Yeah but like I said, even at 80% he's still better than what we have here.

Blogger Joseph P. said...
The whole problem with this scenario is that Hendry is in his contract year. Surely, he's not going to trade a proven 25-year-old arm, not at this point. Though, I can see Kerry Wood wearing colors other than blue, red, and white by July 31st.

The ONLY way Prior becomes available is if Wood proves he's healthy and effective, AND the rest of the Cubs pitching staff can do the same. And as for the asking price, I would think it more in the range of Phil Hughes, Eric Duncan, and Gary Sheffield (because the Cubs have an uber-lame outfield). And quite honestly, that's not a price I'd be willing to pay.

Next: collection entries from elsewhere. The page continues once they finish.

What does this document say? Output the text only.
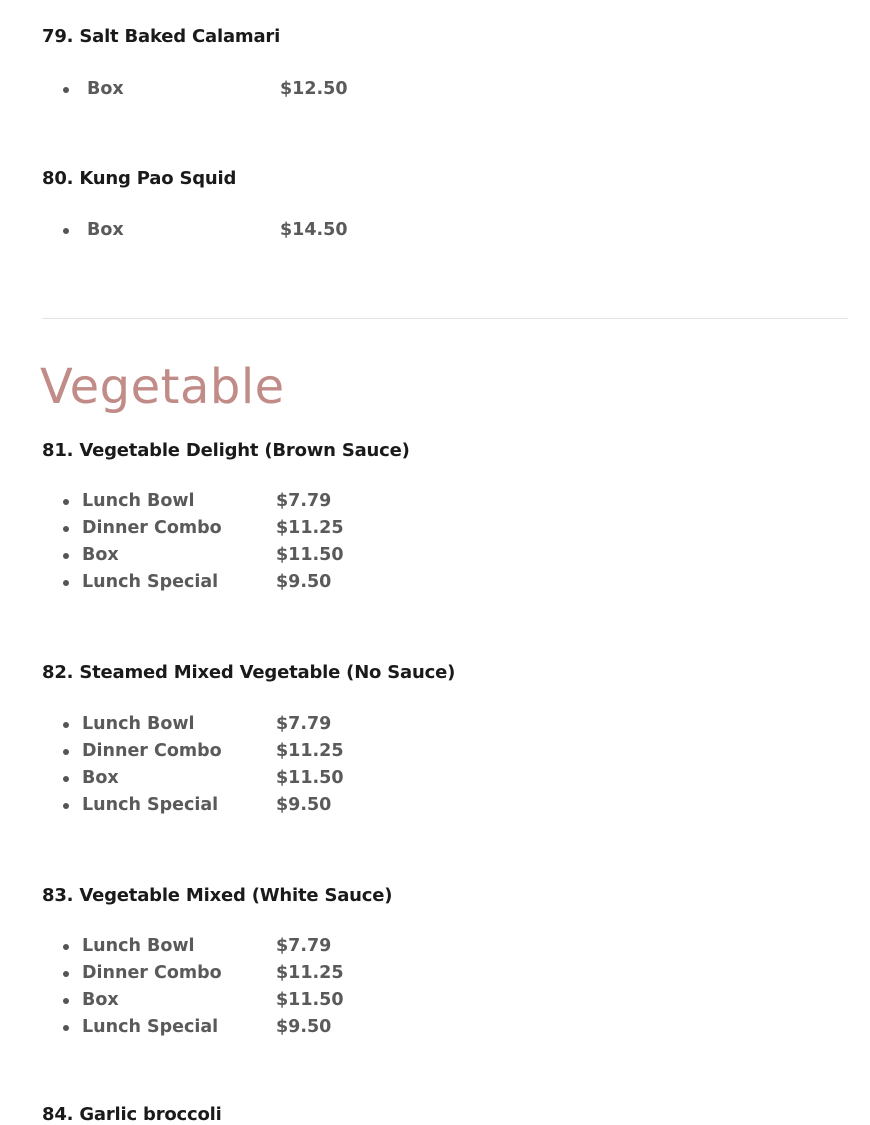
79. Salt Baked Calamari
Box	$12.50
80. Kung Pao Squid
Box	$14.50
Vegetable
81. Vegetable Delight (Brown Sauce)
Lunch Bowl	$7.79
Dinner Combo	$11.25
Box	$11.50
Lunch Special	$9.50
82. Steamed Mixed Vegetable (No Sauce)
Lunch Bowl	$7.79
Dinner Combo	$11.25
Box	$11.50
Lunch Special	$9.50
83. Vegetable Mixed (White Sauce)
Lunch Bowl	$7.79
Dinner Combo	$11.25
Box	$11.50
Lunch Special	$9.50
84. Garlic broccoli
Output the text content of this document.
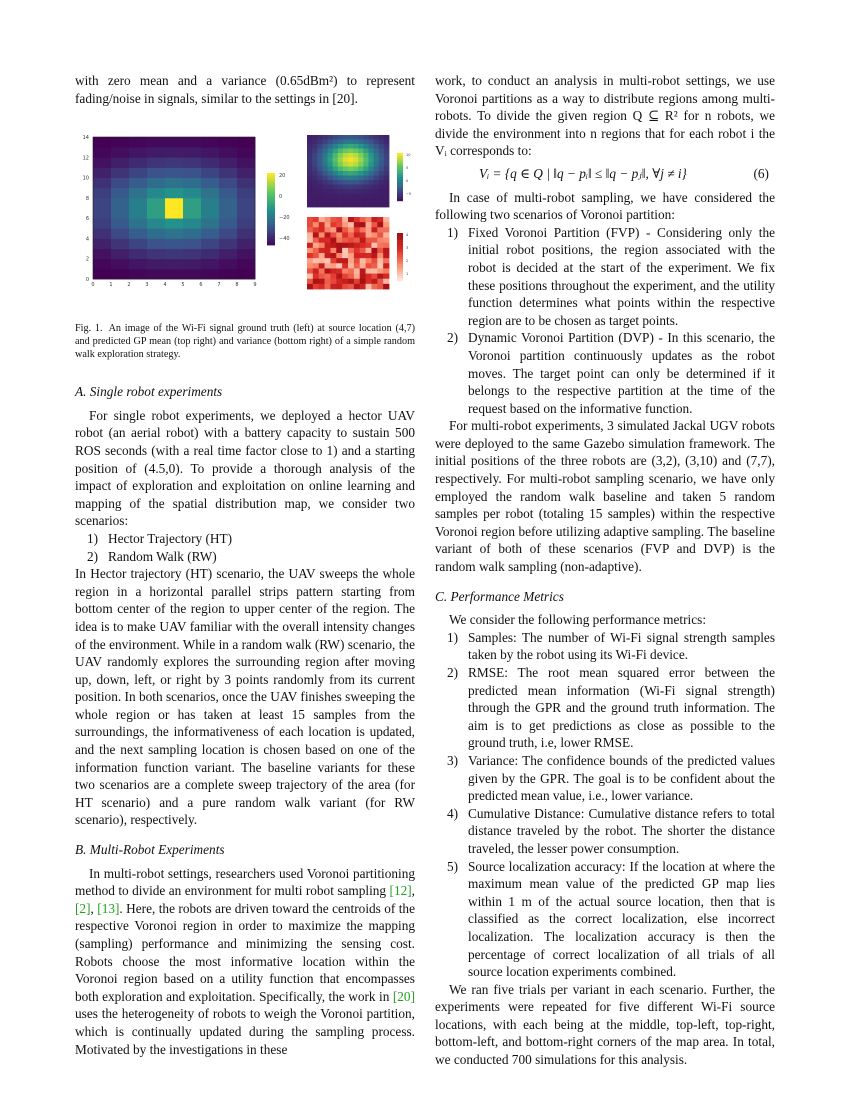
with zero mean and a variance (0.65dBm²) to represent fading/noise in signals, similar to the settings in [20].

14
12
10
8
6
4
2
0
0	1	2	3	4	5	6	7	8	9
20
0
−20
−40
10
5
0
−5
4
3
2
1
Fig. 1. An image of the Wi-Fi signal ground truth (left) at source location (4,7) and predicted GP mean (top right) and variance (bottom right) of a simple random walk exploration strategy.
A. Single robot experiments

For single robot experiments, we deployed a hector UAV robot (an aerial robot) with a battery capacity to sustain 500 ROS seconds (with a real time factor close to 1) and a starting position of (4.5,0). To provide a thorough analysis of the impact of exploration and exploitation on online learning and mapping of the spatial distribution map, we consider two scenarios:

1) Hector Trajectory (HT)
2) Random Walk (RW)

In Hector trajectory (HT) scenario, the UAV sweeps the whole region in a horizontal parallel strips pattern starting from bottom center of the region to upper center of the region. The idea is to make UAV familiar with the overall intensity changes of the environment. While in a random walk (RW) scenario, the UAV randomly explores the surrounding region after moving up, down, left, or right by 3 points randomly from its current position. In both scenarios, once the UAV finishes sweeping the whole region or has taken at least 15 samples from the surroundings, the informativeness of each location is updated, and the next sampling location is chosen based on one of the information function variant. The baseline variants for these two scenarios are a complete sweep trajectory of the area (for HT scenario) and a pure random walk variant (for RW scenario), respectively.

B. Multi-Robot Experiments

In multi-robot settings, researchers used Voronoi partitioning method to divide an environment for multi robot sampling [12], [2], [13]. Here, the robots are driven toward the centroids of the respective Voronoi region in order to maximize the mapping (sampling) performance and minimizing the sensing cost. Robots choose the most informative location within the Voronoi region based on a utility function that encompasses both exploration and exploitation. Specifically, the work in [20] uses the heterogeneity of robots to weigh the Voronoi partition, which is continually updated during the sampling process. Motivated by the investigations in these

work, to conduct an analysis in multi-robot settings, we use Voronoi partitions as a way to distribute regions among multi-robots. To divide the given region Q ⊆ R² for n robots, we divide the environment into n regions that for each robot i the Vᵢ corresponds to:

Vᵢ = {q ∈ Q | ‖q − pᵢ‖ ≤ ‖q − pⱼ‖, ∀j ≠ i}	(6)

In case of multi-robot sampling, we have considered the following two scenarios of Voronoi partition:

1) Fixed Voronoi Partition (FVP) - Considering only the initial robot positions, the region associated with the robot is decided at the start of the experiment. We fix these positions throughout the experiment, and the utility function determines what points within the respective region are to be chosen as target points.
2) Dynamic Voronoi Partition (DVP) - In this scenario, the Voronoi partition continuously updates as the robot moves. The target point can only be determined if it belongs to the respective partition at the time of the request based on the informative function.

For multi-robot experiments, 3 simulated Jackal UGV robots were deployed to the same Gazebo simulation framework. The initial positions of the three robots are (3,2), (3,10) and (7,7), respectively. For multi-robot sampling scenario, we have only employed the random walk baseline and taken 5 random samples per robot (totaling 15 samples) within the respective Voronoi region before utilizing adaptive sampling. The baseline variant of both of these scenarios (FVP and DVP) is the random walk sampling (non-adaptive).

C. Performance Metrics

We consider the following performance metrics:

1) Samples: The number of Wi-Fi signal strength samples taken by the robot using its Wi-Fi device.
2) RMSE: The root mean squared error between the predicted mean information (Wi-Fi signal strength) through the GPR and the ground truth information. The aim is to get predictions as close as possible to the ground truth, i.e, lower RMSE.
3) Variance: The confidence bounds of the predicted values given by the GPR. The goal is to be confident about the predicted mean value, i.e., lower variance.
4) Cumulative Distance: Cumulative distance refers to total distance traveled by the robot. The shorter the distance traveled, the lesser power consumption.
5) Source localization accuracy: If the location at where the maximum mean value of the predicted GP map lies within 1 m of the actual source location, then that is classified as the correct localization, else incorrect localization. The localization accuracy is then the percentage of correct localization of all trials of all source location experiments combined.

We ran five trials per variant in each scenario. Further, the experiments were repeated for five different Wi-Fi source locations, with each being at the middle, top-left, top-right, bottom-left, and bottom-right corners of the map area. In total, we conducted 700 simulations for this analysis.
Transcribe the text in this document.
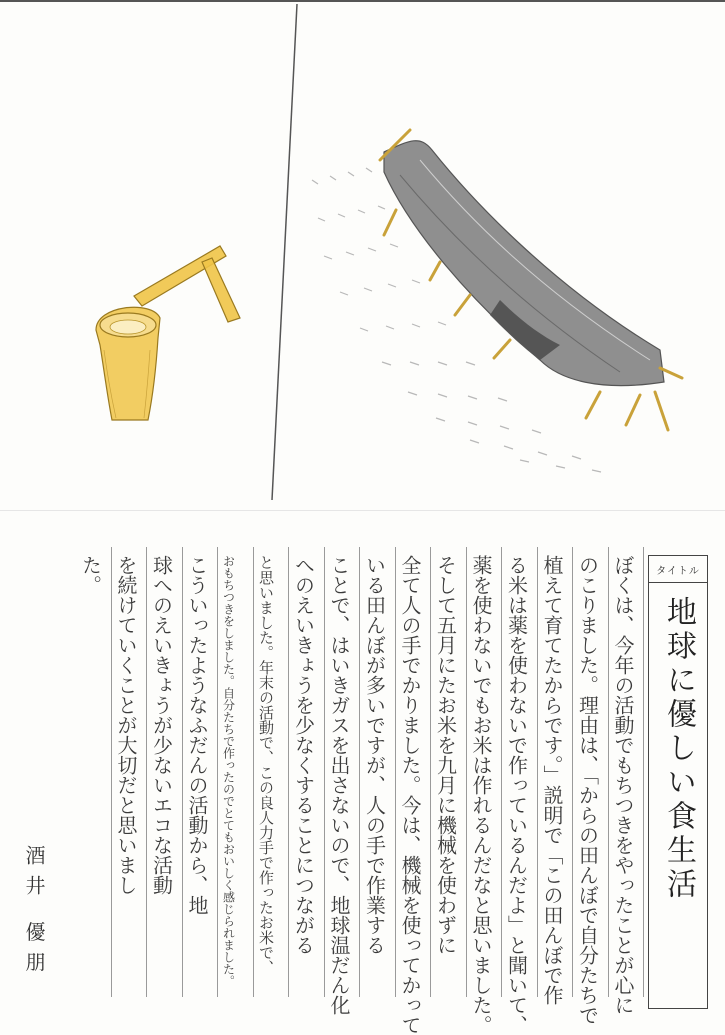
タイトル
地球に優しい食生活
ぼくは、今年の活動でもちつきをやったことが心に
のこりました。理由は、「からの田んぼで自分たちで
植えて育てたからです。」説明で「この田んぼで作
る米は薬を使わないで作っているんだよ」と聞いて、
薬を使わないでもお米は作れるんだなと思いました。
そして五月にたお米を九月に機械を使わずに
全て人の手でかりました。今は、機械を使ってかって
いる田んぼが多いですが、人の手で作業する
ことで、はいきガスを出さないので、地球温だん化
へのえいきょうを少なくすることにつながる
と思いました。年末の活動で、この良人力手で作ったお米で、
おもちつきをしました。自分たちで作ったのでとてもおいしく感じられました。
こういったようなふだんの活動から、地
球へのえいきょうが少ないエコな活動
を続けていくことが大切だと思いまし
た。
酒井 優朋
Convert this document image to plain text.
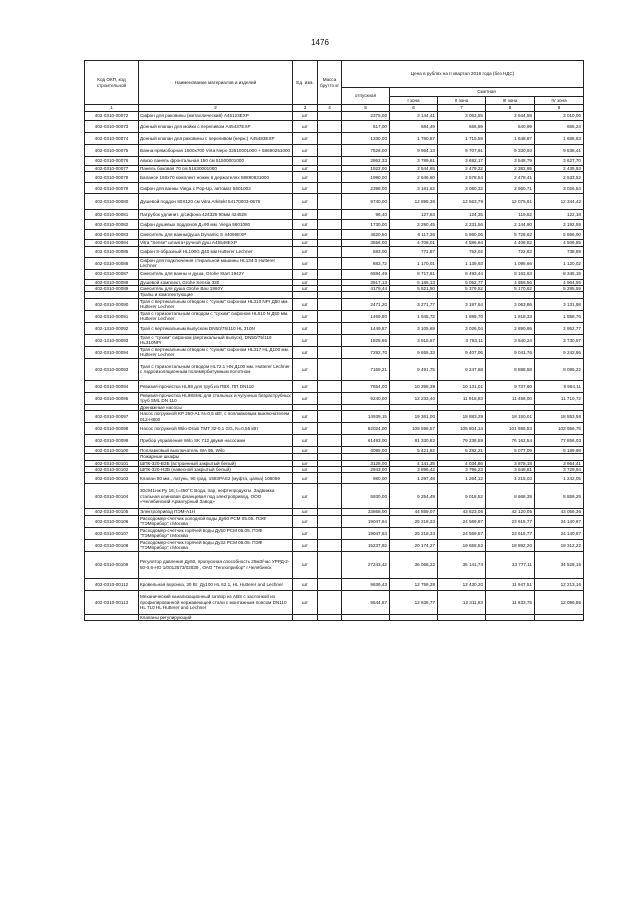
1476
Код ОКП, код строительной	Наименование материалов и изделий	Ед. изм.	Масса брутто кг	Цена в рублях на II квартал 2016 года (без НДС)				
				отпускная	Сметная			
					I зона	II зона	III зона	IV зона
1	2	3	4	5	6	7	8	9
402-0310-00072	Сифон для раковины (металлический) А45123ЕХР	шт		2375,00	3 144,41	3 063,55	2 944,59	3 010,06
402-0310-00073	Донный клапан для мойки с переливом А45437ЕХР	шт		517,00	684,49	666,89	640,99	655,24
402-0310-00074	Донный клапан для раковины с переливом (нерж.) А45483ЕХР	шт		1330,00	1 760,87	1 715,59	1 648,97	1 685,63
402-0310-00075	Ванна прямоборная 1500х700 Virta Nepo 32510001000 + 58690251000	шт		7526,00	9 964,13	9 707,91	9 330,93	9 538,41
402-0310-00076	Авизо панель фронтальная 150 см 51500001000	шт		2862,33	3 789,61	3 692,17	3 548,79	3 627,70
402-0310-00077	Панель боковая 70 см 51630001000	шт		1922,00	2 544,65	2 479,22	2 382,95	2 435,93
402-0310-00078	Балансе 150х70 комплект ножек в держателях 58890831000	шт		1990,00	2 646,60	2 578,54	2 478,41	2 533,52
402-0310-00079	Сифон для ванны Viega с Pop-Up, автомат 5601002	шт		2398,00	3 181,62	3 080,32	2 960,71	3 026,54
402-0310-00080	Душевой поддон 80Х120 см Vitra Arkitekt 54170003-0578	шт		9740,00	12 895,36	12 563,79	12 075,91	12 344,42
402-0310-00081	Патрубок удлинит. д/сифона 424325 90мм 424528	шт		96,40	127,63	124,35	119,52	122,18
402-0310-00082	Сифон душевых поддонов Д=90 мм. Viega 5601080	шт		1730,00	2 290,45	2 231,56	2 144,90	2 192,59
402-0310-00083	Смеситель для ванны/душа Dynamic S 44095EXP	шт		4620,50	6 117,36	5 960,06	5 728,62	5 856,00
402-0310-00084	Vitra "Sense" штанга+ручной душ A45548EXP	шт		3556,00	4 708,01	4 586,94	4 408,82	4 506,85
402-0310-00085	Сифон S-образный HL100G Д40 мм Hutterer Lechner	шт		583,00	771,87	752,02	722,82	738,89
402-0310-00086	Сифон для подключения стиральной машины HL134.0 Hutterer Lechner	шт		883,72	1 170,01	1 139,93	1 095,66	1 120,02
402-0310-00087	Смеситель для ванны и душа, Grohe Start 1942Y	шт		6584,49	8 717,61	8 493,44	8 163,63	8 345,15
402-0310-00088	Душевой комплект, Grohe Sensia 330	шт		3917,13	5 186,13	5 052,77	4 856,56	4 964,55
402-0310-00089	Смеситель для душа Grohe Bau 1960Y	шт		4179,44	5 521,50	5 379,52	5 170,62	5 285,59
	Трапы и комплектующие							
402-0310-00090	Трап с вертикальным отводом с "сухим" сифоном HL310 NPr Д50 мм. Hutterer Lechner	шт		2471,20	3 271,77	3 187,64	3 063,86	3 131,98
402-0310-00091	Трап с горизонтальным отводом с "сухим" сифоном HL510 N Д50 мм. Hutterer Lechner	шт		1469,60	1 945,72	1 895,70	1 818,33	1 858,76
402-1310-00092	Трап с вертикальным выпуском DN50/75/110 HL 310N	шт		1449,87	3 105,69	3 026,04	2 890,95	2 952,77
402-1310-00093	Трап с "сухим" сифоном (вертикальный выпуск), DN50/75/110 HL310NPr	шт		1825,65	3 915,67	3 783,11	3 640,24	3 730,97
402-0310-00094	Трап с вертикальным отводом с "сухим" сифоном HL317 HL Д100 мм. Hutterer Lechner	шт		7292,70	9 655,33	9 407,06	9 041,76	9 242,86
402-0310-00093	Трап с горизонтальным отводом HL72.1 HN Д100 мм. Hutterer Lechner с гидроизоляционным полимербитумным полотном	шт		7169,21	9 491,75	9 247,68	8 888,58	9 086,22
402-0310-00094	Ревизия-прочистка HL98 для труб из ПВХ, ПП DN110	шт		7654,00	10 398,39	10 131,01	9 737,60	9 954,11
402-0310-00095	Ревизия-прочистка HL98SML для стальных и чугунных безраструбных труб SML DN 110	шт		9240,00	12 233,40	11 918,83	11 456,00	11 710,72
	Дренажные насосы							
402-0310-00097	Насос погружной KP 250-A1 N=0,5 кВт, с поплавковым выключателем 012-H800	шт		14939,15	19 361,00	18 883,29	18 150,01	18 553,58
402-0310-00098	Насос погружной Wilo-Drain TMT 32-0,1 GG, N=0,55 кВт	шт		82024,00	108 596,57	105 804,14	101 695,53	103 956,75
402-0310-00099	Прибор управления Wilo SK 712 двумя насосами	шт		61493,00	81 330,82	79 238,59	76 162,54	77 856,03
402-0310-00100	Поплавковый выключатель WA 95, Wilo	шт		4095,00	5 421,82	5 282,21	5 077,09	5 189,98
	Пожарные шкафы							
402-0310-00101	ШПК-320-ВЗБ (встроенный закрытый белый)	шт		3128,00	4 141,35	4 034,86	3 878,18	3 964,41
402-0310-00102	ШПК-320-НЗБ (навесной закрытый белый)	шт		2943,00	3 896,42	3 796,23	3 648,81	3 729,94
402-0310-00103	Клапан 50 мм., латунь, 90 град. 1583PAS2 (муфта, цапка) 105059	шт		980,00	1 297,48	1 264,12	1 215,03	1 242,05
402-0310-00104	30с941нж Ру 16, t=450°С Вода, пар, нефтепродукты. Задвижка стальная клиновая фланцевая под электропривод, ООО «Челябинский Арматурный Завод»	шт		6930,00	9 254,49	9 018,52	8 668,39	8 859,29
402-0310-00105	Электропривод ПЭМ-А1Н	шт		33868,00	44 859,07	43 823,06	42 120,05	43 056,36
402-0310-00106	Расходомер-счетчик холодной воды Ду50 РСМ 05.05. ПЭФ "ТЭМприбор" г.Москва	шт		19047,64	25 218,33	24 569,87	23 615,77	24 140,87
402-0310-00107	Расходомер-счетчик горячей воды Ду50 РСМ 05.05. ПЭФ "ТЭМприбор" г.Москва	шт		19047,64	25 218,33	24 569,87	23 615,77	24 140,87
402-0310-00108	Расходомер-счетчик горячей воды Ду32 РСМ 05.05. ПЭФ "ТЭМприбор" г.Москва	шт		15237,92	20 174,27	19 655,52	18 892,20	19 312,22
402-0310-00109	Регулятор давления Ду50, пропускная способность 25м3/час УРРД-2-50-0,6-НО 1/0012573/02839 , ОАО "Теплоприбор" г.Челябинск	шт		27243,42	36 068,22	35 141,74	33 777,11	34 528,15
402-0310-00112	Кровельная воронка, 30 Вт. Ду100 HL 62.1, HL Hutterer and Lechner	шт		9636,43	12 758,28	12 430,20	11 947,51	12 213,16
402-0310-00113	Механический канализационный затвор из ABS с заслонкой из профилированной нержавеющей стали с монтажным поясом DN110 HL 710 HL Hutterer and Lechner	шт		9544,87	12 636,77	12 311,83	11 833,75	12 096,86
	Клапаны регулирующий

But who knows. These GMs are always finding new and exciting ways to act like idiots.

Blogger Mike A said...
This is definetly a dream scenario, and I'd also balk at Hughes, Ducan and Sheff.

If I were Hendry I wouldn't move Prior, not in my right mind. Someone would have to blow me away, and Hughes-Duncan-Sheff just doesn't do that.

Anonymous baileywalk said...
This trade is insane -- from the Yankees' point of view. Why would you trade a good, young and cheap starting pitcher like Wang -- AND have to throw in one of your top prospects (not to mention send Pavano over, while no doubt paying some of his salary) -- for a guy that can't get on the field or stay on the field? Prior's injury right now (he hasn't even pitched this spring) does not stem from getting hit with a line drive. This guy has shoulder problems. Plus -- and here's the important thing -- we don't know just how good Wang can be. He throws a high-90s sinker and he's striking people out with his slider this spring. I think he could be the ace of this staff by next year. And Prior has never pitched outside of the weak-hitting NL.

Kerry Wood will never be healthy -- it's obvious -- but he's the one who really intrigues me. If you could get HIM cheap (for, say, a handful of prospects not named Hughes, Duncan, Cox, Tabata or Jackson) I'd take the gamble. If this guy could even stay fifty percent healthy he'd be one of the most amazing pitchers around. He struck out 20 batters in a game as a rookie.

Anyway, giving up Duncan, Wang and Pavano seems an awful lot for Prior.

2003 was a great year for those two guys -- and most people think that year killed both of their arms.

Blogger Mike A said...
Wood has amazing stuff just like Prior, but despite all his potential Kerry hasn't won 15 games in a season and is wild (4.37 career BBper9).

Wood will turn 29 in less than 3 months, so he's no spring chicken either. Dusty Baker ruined those guys and it really is a shame, cause they were their best hope for a title.